Nov
3
Tue
Jennifer Ware – Unjust Kidding @ Brooklyn Public Library InfoCommons Lab
Nov 3 @ 7:00 pm – 8:00 pm

“I don’t know where the line is. … In most religions you’re taught that you’re not going to be judged by your actions; you’re going to be judged by your intent. … So if your intent is to gay-bash, yes, you are a gay-basher. Even when you don’t do it. If your intent is to not, then it’s not.

Now, it can still be offensive, but once you explain that to the person that made the mistake, you can pretty much be sure they will go back on that and try to rectify hurting you. Does this make sense?”

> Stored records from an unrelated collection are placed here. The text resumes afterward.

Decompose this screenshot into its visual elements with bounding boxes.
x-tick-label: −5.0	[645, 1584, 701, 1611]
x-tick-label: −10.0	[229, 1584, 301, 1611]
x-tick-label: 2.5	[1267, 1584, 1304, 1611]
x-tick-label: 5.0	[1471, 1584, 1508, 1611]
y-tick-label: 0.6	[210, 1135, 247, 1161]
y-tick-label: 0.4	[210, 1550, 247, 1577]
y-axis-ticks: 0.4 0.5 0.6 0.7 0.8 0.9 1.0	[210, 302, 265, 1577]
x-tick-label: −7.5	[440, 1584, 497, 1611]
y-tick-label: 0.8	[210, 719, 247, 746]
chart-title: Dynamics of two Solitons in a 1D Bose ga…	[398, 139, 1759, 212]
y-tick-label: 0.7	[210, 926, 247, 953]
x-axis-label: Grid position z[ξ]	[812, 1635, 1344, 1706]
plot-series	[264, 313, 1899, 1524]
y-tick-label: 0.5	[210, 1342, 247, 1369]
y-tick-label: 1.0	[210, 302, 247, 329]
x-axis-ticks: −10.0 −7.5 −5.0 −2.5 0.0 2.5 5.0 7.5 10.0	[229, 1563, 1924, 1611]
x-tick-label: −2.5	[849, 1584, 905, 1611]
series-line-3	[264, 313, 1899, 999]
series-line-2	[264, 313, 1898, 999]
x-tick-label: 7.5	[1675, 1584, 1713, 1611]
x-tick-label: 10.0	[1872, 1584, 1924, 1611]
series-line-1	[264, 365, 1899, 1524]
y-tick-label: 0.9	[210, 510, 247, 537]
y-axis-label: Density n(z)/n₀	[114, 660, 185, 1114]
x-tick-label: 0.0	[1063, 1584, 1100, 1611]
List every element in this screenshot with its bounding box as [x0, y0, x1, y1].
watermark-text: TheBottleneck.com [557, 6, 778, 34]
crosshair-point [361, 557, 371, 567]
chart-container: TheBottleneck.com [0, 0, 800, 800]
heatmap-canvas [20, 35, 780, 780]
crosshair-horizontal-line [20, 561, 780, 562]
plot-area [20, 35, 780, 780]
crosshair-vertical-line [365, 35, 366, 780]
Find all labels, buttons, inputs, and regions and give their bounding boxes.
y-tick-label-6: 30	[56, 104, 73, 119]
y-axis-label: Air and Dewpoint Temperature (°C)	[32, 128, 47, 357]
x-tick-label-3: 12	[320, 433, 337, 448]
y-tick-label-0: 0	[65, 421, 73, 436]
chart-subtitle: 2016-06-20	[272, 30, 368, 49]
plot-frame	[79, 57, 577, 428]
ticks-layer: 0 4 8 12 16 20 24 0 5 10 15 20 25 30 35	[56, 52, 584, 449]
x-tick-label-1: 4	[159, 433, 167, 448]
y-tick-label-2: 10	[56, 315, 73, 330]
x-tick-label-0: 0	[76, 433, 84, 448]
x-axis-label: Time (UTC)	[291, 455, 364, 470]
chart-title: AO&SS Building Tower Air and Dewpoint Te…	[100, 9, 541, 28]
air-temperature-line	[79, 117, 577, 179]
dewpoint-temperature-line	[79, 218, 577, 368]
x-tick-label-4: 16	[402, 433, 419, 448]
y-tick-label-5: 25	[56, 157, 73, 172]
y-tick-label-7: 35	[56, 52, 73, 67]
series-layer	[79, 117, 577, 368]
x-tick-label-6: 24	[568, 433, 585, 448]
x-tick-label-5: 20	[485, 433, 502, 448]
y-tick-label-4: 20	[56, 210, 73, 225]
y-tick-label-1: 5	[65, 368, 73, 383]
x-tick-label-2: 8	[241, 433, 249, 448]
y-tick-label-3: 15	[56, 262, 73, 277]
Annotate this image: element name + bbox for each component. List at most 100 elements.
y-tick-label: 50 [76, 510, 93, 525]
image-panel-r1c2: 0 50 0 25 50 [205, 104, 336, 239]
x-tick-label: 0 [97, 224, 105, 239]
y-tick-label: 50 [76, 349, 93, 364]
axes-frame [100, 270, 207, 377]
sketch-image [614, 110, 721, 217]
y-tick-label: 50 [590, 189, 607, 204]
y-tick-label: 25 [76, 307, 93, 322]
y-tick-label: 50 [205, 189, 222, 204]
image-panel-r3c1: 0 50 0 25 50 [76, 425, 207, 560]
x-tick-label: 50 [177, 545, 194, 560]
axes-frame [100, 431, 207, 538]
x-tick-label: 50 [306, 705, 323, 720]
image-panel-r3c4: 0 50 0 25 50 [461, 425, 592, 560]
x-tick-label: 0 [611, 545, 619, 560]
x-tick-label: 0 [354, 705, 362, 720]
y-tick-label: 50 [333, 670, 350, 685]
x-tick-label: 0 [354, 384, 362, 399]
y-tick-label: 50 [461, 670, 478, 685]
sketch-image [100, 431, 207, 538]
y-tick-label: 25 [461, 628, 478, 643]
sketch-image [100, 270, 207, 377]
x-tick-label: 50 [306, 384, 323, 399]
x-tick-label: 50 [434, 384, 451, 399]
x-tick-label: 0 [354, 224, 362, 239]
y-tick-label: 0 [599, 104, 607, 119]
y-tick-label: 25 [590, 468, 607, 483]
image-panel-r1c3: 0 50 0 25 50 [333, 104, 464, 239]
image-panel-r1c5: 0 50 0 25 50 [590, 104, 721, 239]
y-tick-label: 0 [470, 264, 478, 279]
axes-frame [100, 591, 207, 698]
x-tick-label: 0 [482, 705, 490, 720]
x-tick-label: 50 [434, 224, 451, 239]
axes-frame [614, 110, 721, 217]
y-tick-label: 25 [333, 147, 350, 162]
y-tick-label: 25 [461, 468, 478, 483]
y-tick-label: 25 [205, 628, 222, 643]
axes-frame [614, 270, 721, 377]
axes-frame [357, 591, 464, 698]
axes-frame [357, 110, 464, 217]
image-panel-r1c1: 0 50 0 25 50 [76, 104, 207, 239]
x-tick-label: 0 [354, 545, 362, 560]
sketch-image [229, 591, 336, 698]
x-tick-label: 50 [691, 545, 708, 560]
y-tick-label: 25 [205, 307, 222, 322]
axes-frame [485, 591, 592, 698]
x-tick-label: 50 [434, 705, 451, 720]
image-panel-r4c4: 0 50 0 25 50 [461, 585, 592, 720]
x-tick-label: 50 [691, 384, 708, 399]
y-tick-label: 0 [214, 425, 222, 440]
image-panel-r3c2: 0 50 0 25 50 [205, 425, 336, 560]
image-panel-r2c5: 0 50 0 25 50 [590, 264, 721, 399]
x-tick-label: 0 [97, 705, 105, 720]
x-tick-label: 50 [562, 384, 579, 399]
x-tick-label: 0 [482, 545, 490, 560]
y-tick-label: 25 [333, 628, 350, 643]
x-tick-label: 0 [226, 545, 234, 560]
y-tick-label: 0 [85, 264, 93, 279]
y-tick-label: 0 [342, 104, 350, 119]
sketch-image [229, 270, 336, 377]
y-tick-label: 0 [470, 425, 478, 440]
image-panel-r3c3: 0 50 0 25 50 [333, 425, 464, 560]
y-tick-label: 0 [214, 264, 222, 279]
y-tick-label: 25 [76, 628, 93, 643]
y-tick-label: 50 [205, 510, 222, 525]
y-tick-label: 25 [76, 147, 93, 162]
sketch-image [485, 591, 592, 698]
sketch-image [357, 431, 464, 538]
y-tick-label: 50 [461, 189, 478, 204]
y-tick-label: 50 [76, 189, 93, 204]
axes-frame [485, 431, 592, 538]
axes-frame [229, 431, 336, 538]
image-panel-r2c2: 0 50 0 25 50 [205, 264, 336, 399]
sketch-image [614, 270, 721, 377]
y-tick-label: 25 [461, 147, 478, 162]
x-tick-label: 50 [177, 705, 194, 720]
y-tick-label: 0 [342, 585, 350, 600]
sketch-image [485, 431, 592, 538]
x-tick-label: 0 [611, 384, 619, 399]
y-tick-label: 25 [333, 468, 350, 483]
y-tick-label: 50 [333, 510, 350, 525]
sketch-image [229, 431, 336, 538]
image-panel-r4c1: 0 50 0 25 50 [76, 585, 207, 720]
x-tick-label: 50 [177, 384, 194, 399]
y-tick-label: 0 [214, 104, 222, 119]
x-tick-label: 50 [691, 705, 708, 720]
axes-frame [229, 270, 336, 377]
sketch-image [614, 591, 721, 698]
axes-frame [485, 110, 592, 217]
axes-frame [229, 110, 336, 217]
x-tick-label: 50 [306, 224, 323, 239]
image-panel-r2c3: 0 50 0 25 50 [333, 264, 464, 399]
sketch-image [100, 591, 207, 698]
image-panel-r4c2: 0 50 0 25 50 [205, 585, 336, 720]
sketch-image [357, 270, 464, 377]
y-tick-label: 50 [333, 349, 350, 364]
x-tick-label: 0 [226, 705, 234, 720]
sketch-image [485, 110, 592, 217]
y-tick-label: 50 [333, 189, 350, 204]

– Chris Rock on Fresh Air, 12/8/14

On Tuesday, November 3rd, Jennifer Ware (CUNY Graduate Center) comes to Brooklyn Public Philosophers to answer Chris Rock’s question. (The answer is no.) She’ll talk about stereotypes, slurs, and the psychological and social mechanisms through which jokes can hurt.

Here’s a bit more about the talk in Ware’s own words:

Unjust Kidding: The Insufficiency of Good Intentions

Careful analysis of humor is important because of the amnesty often granted to humorous speech acts.  When someone tells a joke, they seemingly separate themselves from that which they express, and consequently we typically do not hold individuals to the same standards when they are apparently telling a joke. George Carlin, a comic famous for his off-color humor, made the following observation,

“Stand-up is a socially acceptable form of aggression. You get to name the targets, you get to fire the bullets… and the wonderful part is, after you’ve finished, you then say, ‘Hey, can’t you take a joke? This is humor, sir! What’s the matter with you?”

Individuals intending to express a vicious position without having to take full responsibility for their words may use this greater forgiveness divisively, and therefore we should be careful about granting such amnesty.

In this presentation, I will review some of the more common formal and colloquial accounts that aim to explain why and when jokes are offensive. I will go on to develop a position informed by empirical evidence that challenges the view that facts about the speaker largely, if not entirely, determine the moral character of a joke. Instead, I suggest the effects of jokes play a significant role in determining their moral characters.

Tell your friends/students/strangers! Bring someone who knows lots of jokes! See you there, I hope!

Dec
5
Tue
Matthew Ally on Ecology and Existence @ Book Culture
Dec 5 @ 7:00 pm – 8:00 pm

This study explores the increasingly troubled relationship between humankind and the Earth, with the help of a simple example and a complicated interlocutor. The example is a pond, which, it turns out, is not so simple as it seems. The interlocutor is Jean-Paul Sartre, novelist, playwright, biographer, philosopher, and, despite his several disavowals, doyen of twentieth-century existentialism. Standing with the great humanist at the edge of the pond, the author examines contemporary experience in the light of several familiar conceptual pairs: nature and culture, fact and value, reality and imagination, human and nonhuman, society and ecology, Earth and world. The theoretical challenge is to reveal the critical complementarity and experiential unity of this family of ideas. The practical task is to discern the heuristic implications of this lived unity-in-diversity in these times of social and ecological crisis. Interdisciplinary in its aspirations, the study draws upon recent developments in biology and ecology, complexity science and systems theory, ecological and Marxist economics, and environmental history. Comprehensive in its engagement of Sartre’s oeuvre, the study builds upon his best-known existentialist writings, and also his critique of colonialism, voluminous ethical writings, early studies of the imaginary, and mature dialectical philosophy. In addition to overviews of Sartre’s distinctive inflections of phenomenology and dialectics and his unique theories of praxis and imagination, the study also articulates for the first time Sartre’s incipient philosophical ecology. In keeping with Sartre’s lifelong commitment to freedom and liberation, the study concludes with a programmatic look at the relative merits of pragmatist, prefigurative, and revolutionary activism within the burgeoning global struggle for social and ecological justice. We learn much by thinking with Sartre at the water’s edge: surprising lessons about our changing humanity and how we have come to where we are; timely lessons about the shifting relation between us and the broader community of life to which we belong; difficult lessons about our brutal degradation of the planetary system upon which life depends; and auspicious lessons, too, about a participatory path forward as we work to preserve a habitable planet and build a livable world for all earthlings.


Matthew C. Ally was supposed to be an ecologist. During the same semester in which he took a required course in “Temperate Forest Ecosystems,” he took an elective philosophy course called “Tyranny and Freedom.” The rest is history. He is professor of philosophy at the Borough of Manhattan Community College of the City University of New York and coordinator of the BMCC Sustainability Studies Project. He has published articles on Sartre’s philosophy, progressive and radical pedagogy, philosophical ecology, environmentalism, and sustainability.